Building Agents

This page adapts the original AI SDK documentation: Building Agents.

Building Agents

The Agent class provides a structured way to encapsulate LLM configuration, tools, and behavior into reusable components. It handles the agent loop for you, allowing the LLM to call tools multiple times in sequence to accomplish complex tasks. Define agents once and use them across your application.

Why Use the Agent Class?

When building AI applications, you often need to:

Reuse configurations - Same model settings, tools, and prompts across different parts of your application
Maintain consistency - Ensure the same behavior and capabilities throughout your codebase
Simplify API routes - Reduce boilerplate in your endpoints
Type safety - Get full TypeScript support for your agent’s tools and outputs

The Agent class provides a single place to define your agent’s behavior.

Creating an Agent

Define an agent by instantiating the Swift Agent with your configuration:

import SwiftAISDK
import OpenAIProvider

let myAgent = Agent<Never, Never>(settings: .init(
  model: .v3(openai("gpt-4o")),
  system: "You are a helpful assistant.",
  tools: [:]
))

Configuration Options

The Agent class accepts all the same settings as generateText and streamText. Configure:

Model and System Prompt

let agent = Agent<Never, Never>(settings: .init(
  model: .v3(openai("gpt-4o")),
  system: "You are an expert software engineer."
))

Tools

Provide tools that the agent can use to accomplish tasks:

struct CodeInput: Codable, Sendable { let code: String }
struct CodeResult: Codable, Sendable { let output: String }

let runCode = tool(
  description: "Execute Python code",
  inputSchema: CodeInput.self
) { payload, _ in
  // Execute code (omitted) and return result
  CodeResult(output: "Code executed successfully")
}

let codeAgent = Agent<Never, Never>(settings: .init(
  model: .v3(openai("gpt-4o")),
  tools: ["runCode": runCode.eraseToTool()]
))

Loop Control

By default, agents run for 20 steps (stopWhen: stepCountIs(20)). In each step, the model either generates text or calls a tool. If it generates text, the agent completes. If it calls a tool, the AI SDK executes that tool.

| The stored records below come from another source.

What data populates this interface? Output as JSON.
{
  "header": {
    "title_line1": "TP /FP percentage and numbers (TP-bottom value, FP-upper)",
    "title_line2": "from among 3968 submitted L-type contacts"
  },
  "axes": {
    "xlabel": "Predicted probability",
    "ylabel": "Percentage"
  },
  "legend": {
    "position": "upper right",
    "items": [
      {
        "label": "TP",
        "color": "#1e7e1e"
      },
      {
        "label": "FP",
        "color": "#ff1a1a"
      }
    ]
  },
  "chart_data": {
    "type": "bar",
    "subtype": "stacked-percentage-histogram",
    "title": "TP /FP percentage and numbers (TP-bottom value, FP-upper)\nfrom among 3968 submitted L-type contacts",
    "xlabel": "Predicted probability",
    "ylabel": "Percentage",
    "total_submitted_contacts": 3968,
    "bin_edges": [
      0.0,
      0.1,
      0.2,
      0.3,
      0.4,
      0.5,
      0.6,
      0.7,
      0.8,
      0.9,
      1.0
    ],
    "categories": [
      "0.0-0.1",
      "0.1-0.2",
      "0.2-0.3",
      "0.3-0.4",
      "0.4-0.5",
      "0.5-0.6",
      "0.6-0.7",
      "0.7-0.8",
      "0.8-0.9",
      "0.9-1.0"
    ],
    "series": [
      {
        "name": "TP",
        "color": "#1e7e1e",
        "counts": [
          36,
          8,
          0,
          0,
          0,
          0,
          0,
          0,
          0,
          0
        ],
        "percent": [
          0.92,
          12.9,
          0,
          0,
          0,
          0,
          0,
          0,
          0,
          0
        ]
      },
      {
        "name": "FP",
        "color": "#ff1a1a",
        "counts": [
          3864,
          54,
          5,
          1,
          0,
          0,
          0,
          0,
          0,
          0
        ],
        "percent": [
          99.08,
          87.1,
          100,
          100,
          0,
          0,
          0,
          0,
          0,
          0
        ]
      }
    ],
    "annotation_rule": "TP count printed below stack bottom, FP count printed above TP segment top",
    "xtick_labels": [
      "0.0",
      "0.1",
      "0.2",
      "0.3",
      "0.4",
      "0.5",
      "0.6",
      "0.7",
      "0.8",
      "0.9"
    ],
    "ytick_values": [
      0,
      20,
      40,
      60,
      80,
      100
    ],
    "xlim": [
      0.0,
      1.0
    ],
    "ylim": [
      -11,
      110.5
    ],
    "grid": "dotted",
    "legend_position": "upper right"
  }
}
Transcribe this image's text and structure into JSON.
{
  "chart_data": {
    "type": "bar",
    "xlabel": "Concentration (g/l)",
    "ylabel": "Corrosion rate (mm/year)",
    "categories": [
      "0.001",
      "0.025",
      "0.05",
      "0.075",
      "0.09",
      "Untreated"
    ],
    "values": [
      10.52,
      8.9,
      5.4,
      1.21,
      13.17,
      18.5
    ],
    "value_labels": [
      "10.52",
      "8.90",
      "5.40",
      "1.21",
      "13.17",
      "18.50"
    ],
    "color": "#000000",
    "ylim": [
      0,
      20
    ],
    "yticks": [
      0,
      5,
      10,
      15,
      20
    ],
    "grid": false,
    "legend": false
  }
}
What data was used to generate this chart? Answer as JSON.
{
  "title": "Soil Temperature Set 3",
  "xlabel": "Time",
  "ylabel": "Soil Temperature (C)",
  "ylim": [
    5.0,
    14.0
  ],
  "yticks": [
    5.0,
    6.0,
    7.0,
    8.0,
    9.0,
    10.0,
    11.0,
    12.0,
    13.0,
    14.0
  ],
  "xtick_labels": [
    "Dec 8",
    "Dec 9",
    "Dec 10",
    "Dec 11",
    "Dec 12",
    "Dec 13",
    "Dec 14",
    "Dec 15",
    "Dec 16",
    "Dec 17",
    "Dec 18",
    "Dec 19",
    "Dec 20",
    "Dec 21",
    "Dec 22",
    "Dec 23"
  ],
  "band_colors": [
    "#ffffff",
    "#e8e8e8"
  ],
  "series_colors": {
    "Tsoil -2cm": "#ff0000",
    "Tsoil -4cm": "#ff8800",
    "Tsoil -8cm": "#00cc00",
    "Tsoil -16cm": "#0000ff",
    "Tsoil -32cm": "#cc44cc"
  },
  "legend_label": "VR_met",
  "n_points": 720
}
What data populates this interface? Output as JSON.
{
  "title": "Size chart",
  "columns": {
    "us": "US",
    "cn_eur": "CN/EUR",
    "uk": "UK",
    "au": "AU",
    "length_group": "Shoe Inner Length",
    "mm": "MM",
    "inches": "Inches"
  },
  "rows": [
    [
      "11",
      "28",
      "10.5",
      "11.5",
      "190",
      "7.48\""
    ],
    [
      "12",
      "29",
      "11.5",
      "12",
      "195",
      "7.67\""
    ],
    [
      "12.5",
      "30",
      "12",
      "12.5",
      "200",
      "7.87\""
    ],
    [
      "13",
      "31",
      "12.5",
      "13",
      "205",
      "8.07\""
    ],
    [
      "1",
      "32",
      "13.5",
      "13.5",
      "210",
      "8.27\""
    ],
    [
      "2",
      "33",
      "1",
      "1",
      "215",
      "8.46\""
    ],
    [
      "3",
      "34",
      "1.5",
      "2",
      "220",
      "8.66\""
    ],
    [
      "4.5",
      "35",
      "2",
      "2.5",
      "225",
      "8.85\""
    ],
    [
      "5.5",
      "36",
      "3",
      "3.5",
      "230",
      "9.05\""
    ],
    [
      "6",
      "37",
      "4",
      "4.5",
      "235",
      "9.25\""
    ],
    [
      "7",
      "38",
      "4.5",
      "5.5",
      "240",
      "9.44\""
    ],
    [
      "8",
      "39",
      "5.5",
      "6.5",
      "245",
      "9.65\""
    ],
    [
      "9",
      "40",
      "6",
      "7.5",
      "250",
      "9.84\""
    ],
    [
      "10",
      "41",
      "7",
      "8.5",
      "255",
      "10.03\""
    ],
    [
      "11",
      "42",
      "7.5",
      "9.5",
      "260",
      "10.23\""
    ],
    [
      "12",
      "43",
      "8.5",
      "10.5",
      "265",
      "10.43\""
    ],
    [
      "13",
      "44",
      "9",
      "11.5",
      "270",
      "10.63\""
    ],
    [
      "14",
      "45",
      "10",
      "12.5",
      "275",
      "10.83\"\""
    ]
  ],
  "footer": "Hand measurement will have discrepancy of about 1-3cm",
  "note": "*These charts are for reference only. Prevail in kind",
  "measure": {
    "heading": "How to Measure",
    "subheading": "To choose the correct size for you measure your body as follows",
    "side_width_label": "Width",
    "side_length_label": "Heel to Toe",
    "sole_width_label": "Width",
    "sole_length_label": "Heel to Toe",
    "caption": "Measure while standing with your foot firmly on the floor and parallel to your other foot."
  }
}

To let agents call multiple tools in sequence, configure stopWhen to allow more steps. After each tool execution, the agent triggers a new generation where the model can call another tool or generate text:

let agent = Agent<Never, Never>(settings: .init(
  model: .v3(openai("gpt-4o")),
  stopWhen: [stepCountIs(20)] // Allow up to 20 steps
))

Each step represents one generation (which results in either text or a tool call). The loop continues until:

The model generates text instead of calling a tool, or
A stop condition is met

You can combine multiple conditions:

let agent = Agent<Never, Never>(settings: .init(
  model: .v3(openai("gpt-4o")),
  stopWhen: [
    stepCountIs(20)
    // Add custom conditions as needed
  ]
))

Learn more about loop control and stop conditions.

Tool Choice

Control how the agent uses tools:

let agent = Agent<Never, Never>(settings: .init(
  model: .v3(openai("gpt-4o")),
  tools: [/* your tools */],
  toolChoice: .required // or .none / .auto (default)
))

You can also force the use of a specific tool:

let agent = Agent<Never, Never>(settings: .init(
  model: .v3(openai("gpt-4o")),
  tools: [
    "weather": weatherTool,
    "cityAttractions": attractionsTool
  ],
  toolChoice: .tool(name: "weather") // Force the weather tool to be used
))

Structured Output

Define structured output schemas:

// Define your structured output spec (example):
// let outputSpec = Output.Specification<MyOutput, Never>.object(...)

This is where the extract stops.